É sabido que as partes estão para o todo, como os meios estão para o fim, e que o bem-estar de todos também o é das partes, como o fim caracteriza a natureza dos meios. É a lei que preside sempre que a Pátria, por exemplo, exige a cooperação de seus filhos até o imposto do sangue.

Será necessário que exponhamos os infinitos benefícios que recolhemos de ser filhos da Igreja?

Todos vós os sentis, experimentais nos dias da vossa vida e no momento supremo de vossa passagem do seio da Igreja militante para o da Igreja triunfante. Não há, concordareis conosco, maior ventura, mesmo neste mundo, que se compare à de que gozam os filhos de Deus, que amam a Jesus Cristo, cujo sangue bendito, na expressão do cantor e filósofo cristão Dante, fez da Igreja sua esposa, e dos filhos desta seus próprios filhos.

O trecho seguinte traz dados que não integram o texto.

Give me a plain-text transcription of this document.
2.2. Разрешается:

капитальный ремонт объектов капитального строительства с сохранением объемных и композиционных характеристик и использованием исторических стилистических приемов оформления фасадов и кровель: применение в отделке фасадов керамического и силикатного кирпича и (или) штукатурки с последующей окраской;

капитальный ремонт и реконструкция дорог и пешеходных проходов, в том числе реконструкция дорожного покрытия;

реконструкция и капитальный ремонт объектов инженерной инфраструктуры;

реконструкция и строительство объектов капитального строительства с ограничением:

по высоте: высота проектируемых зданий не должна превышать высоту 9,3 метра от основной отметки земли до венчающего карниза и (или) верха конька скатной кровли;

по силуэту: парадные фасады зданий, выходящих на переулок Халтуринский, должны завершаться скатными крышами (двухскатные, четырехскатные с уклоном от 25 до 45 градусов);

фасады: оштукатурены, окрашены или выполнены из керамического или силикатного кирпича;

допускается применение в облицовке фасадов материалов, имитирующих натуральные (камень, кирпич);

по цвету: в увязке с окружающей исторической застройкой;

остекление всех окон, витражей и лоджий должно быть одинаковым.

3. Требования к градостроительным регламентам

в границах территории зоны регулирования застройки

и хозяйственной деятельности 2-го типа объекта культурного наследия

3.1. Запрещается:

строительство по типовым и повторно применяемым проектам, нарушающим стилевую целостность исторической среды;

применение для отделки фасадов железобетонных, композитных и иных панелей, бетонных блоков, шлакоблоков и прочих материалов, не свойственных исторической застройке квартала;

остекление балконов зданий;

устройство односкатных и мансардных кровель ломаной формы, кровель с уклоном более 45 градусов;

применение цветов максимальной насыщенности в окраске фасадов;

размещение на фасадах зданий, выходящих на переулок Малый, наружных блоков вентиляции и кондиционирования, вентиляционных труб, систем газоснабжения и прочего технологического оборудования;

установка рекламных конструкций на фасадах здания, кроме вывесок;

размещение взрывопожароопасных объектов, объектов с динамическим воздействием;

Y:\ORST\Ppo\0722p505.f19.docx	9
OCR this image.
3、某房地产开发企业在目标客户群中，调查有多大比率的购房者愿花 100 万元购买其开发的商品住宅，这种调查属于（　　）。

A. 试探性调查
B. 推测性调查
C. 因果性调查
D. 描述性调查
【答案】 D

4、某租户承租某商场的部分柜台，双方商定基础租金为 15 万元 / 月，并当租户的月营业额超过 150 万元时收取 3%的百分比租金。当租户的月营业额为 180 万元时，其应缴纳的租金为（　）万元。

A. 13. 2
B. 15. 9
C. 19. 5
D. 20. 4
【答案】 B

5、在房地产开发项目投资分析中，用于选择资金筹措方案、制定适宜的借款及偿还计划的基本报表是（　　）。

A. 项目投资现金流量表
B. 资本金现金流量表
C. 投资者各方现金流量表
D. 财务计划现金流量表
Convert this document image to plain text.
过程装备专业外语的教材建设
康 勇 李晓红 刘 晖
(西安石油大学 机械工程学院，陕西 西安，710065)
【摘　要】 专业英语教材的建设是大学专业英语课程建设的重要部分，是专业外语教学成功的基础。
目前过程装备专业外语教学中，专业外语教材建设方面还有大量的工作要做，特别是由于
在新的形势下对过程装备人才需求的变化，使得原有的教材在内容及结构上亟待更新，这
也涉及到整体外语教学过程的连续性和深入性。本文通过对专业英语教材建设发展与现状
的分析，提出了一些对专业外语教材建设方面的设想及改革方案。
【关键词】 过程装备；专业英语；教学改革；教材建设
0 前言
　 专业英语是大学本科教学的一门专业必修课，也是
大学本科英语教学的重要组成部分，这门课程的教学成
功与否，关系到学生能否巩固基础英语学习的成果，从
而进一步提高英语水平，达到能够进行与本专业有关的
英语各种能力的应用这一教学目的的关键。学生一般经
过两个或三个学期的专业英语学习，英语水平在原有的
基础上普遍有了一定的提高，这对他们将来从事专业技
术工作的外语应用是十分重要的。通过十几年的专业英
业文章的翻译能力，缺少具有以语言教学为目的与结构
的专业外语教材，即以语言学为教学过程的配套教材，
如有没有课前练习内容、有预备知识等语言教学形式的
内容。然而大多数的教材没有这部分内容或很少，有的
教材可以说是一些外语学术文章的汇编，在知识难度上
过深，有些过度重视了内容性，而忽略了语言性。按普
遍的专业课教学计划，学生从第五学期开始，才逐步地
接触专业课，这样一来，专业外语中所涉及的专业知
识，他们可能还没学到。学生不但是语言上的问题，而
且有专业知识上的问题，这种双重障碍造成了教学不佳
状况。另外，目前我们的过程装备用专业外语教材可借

A causa da Igreja é a causa de Jesus Cristo; os destinos de uma e de outra, são os nossos próprios destinos. Lembrai-vos da passagem famosa da conversão de Saulo: Saulo, Saulo quid Me persequeris? (5) Saulo, perseguindo a Igreja, era a Jesus Cristo que perseguia. Podemos dizer: quem trabalha pela Igreja, é por Jesus Cristo que trabalha.

Isto que dizemos, prova que em todas as circunstâncias, ainda nas de governos amigos e aliados da Igreja, os membros do Clero e todos os fiéis devem cada qual, segundo sua posição e influência, em qualquer esfera religiosa ou social, empregar a maior atividade em favor do catolicismo de que é depositária indefectível a Santa Igreja.

Agora, imaginai qual deve ser a nossa atitude ingente, em face da nossa ordem de coisas políticas, a pretexto das quais o Estado separou-se da Igreja brasileira! O dever privado de cada um não pode deixar, mesmo por espírito de acrisolado patriotismo, de converter-se em dever público, o dever particular em dever social. Antes desse rompimento poderíeis, de alguma maneira, confiar na observância das leis fundamentais do país, que só por inconsequência hostilizaram os interesses católicos. Agora, porém, que o nosso governo abdicou dessas mesmas leis, reverte por um princípio de direito público racional, a inciativa do bem-estar da Igreja para vós.

Os príncipes, os chefes de governos cristãos têm por missão providencial defender a Igreja de Jesus Cristo e ser fiéis em tudo à Sé Apostólica (6). Essa defesa e fidelidade não as têm, ao menos oficialmente os nossos chefes governamentais. Devemos, pois, tê-las nós, que, graças a Deus, não os acompanhamos na apostasia da nossa fé e da nossa Religião.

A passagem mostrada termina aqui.